Alexandria Engineering Journal (Feb 2025)
Fractional nonlinear doubly dispersive equations: Insights into wave propagation and chaotic behavior
Abstract
The model is noteworthy for its nonlinearity and ability to describe the propagation of nonlinear waves inside the elastic, inhomogeneous Murnaghan’s rod equation. The fractional nonlinear doubly dispersive equation is applied in physics to model wave propagation in elastic materials and plasma, used to describe seismic wave dynamics and nonlinear effects in quantum systems. We used the β-fractional and M-truncated fractional derivatives to solve the fractional version of Murnaghan’s rod equation. The generalized Riccati equation mapping method has been utilized to find some new exact traveling wave solutions to the space–time fractional nonlinear doubly dispersive equation.
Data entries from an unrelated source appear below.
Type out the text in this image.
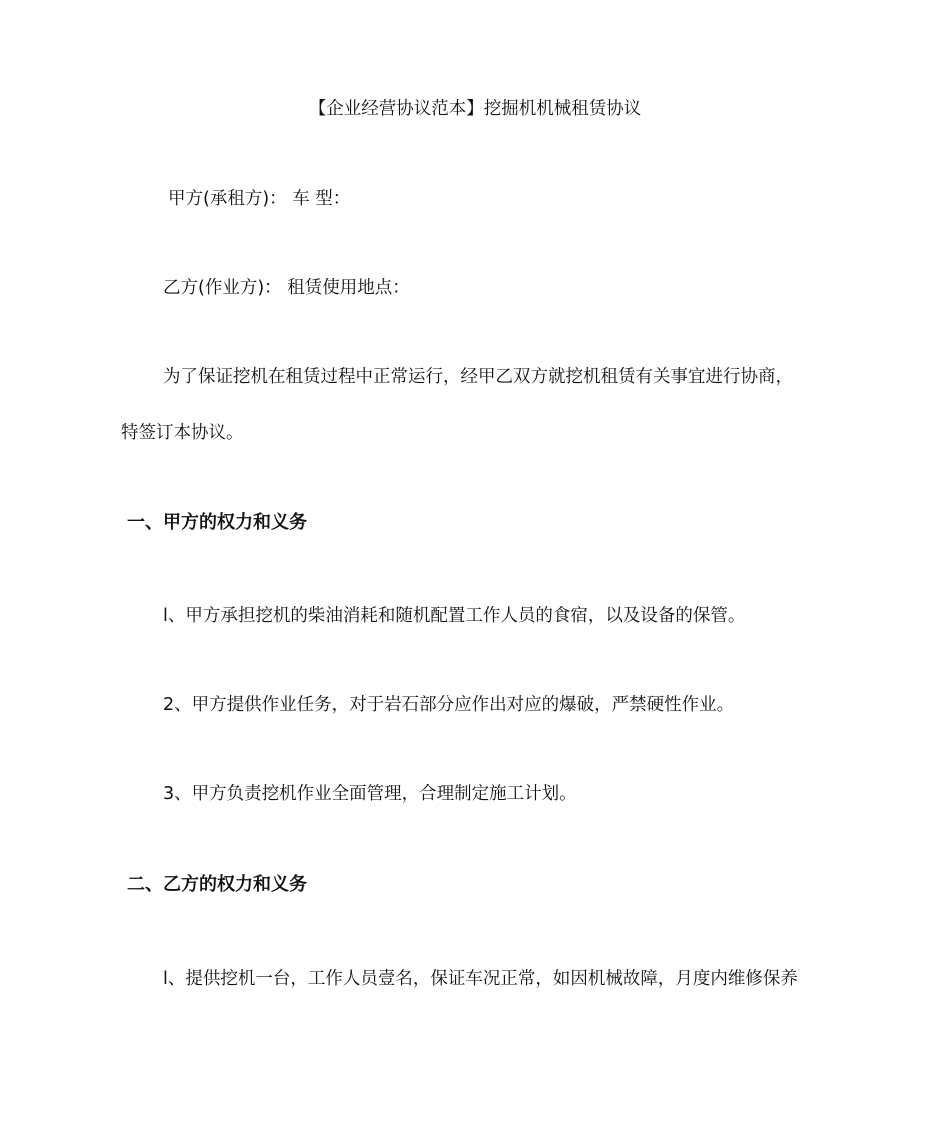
【企业经营协议范本】挖掘机机械租赁协议
甲方(承租方)： 车 型：
乙方(作业方)： 租赁使用地点：
为了保证挖机在租赁过程中正常运行，经甲乙双方就挖机租赁有关事宜进行协商，
特签订本协议。
一、甲方的权力和义务
l、甲方承担挖机的柴油消耗和随机配置工作人员的食宿，以及设备的保管。
2、甲方提供作业任务，对于岩石部分应作出对应的爆破，严禁硬性作业。
3、甲方负责挖机作业全面管理，合理制定施工计划。
二、乙方的权力和义务
l、提供挖机一台，工作人员壹名，保证车况正常，如因机械故障，月度内维修保养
It was observed that the singularity of water waves is influenced by the velocity and wave number parameters of soliton waves. To visually represent the solitons and categorize them, we utilized graphs, which revealed a diverse range of wave patterns that undergo changes corresponding to different values of σ and λ. In this study, we also added the analysis of chaotic behavior for the governed equation. By varying some parameters, the system’s transition from chaotic to quasi-periodic behavior is explored which highlights the impact of δ and φ on the systems dynamics. This study also investigates the phenomenon of multistability in a perturbed dynamical system, where multiple distinct behaviors, such as periodicity, quasi-periodicity and chaos, can coexist under the same set of parameters but different initial conditions. Through a detailed analysis of the system’s dynamics, we explored how varying initial constraints impact the evolution of the system.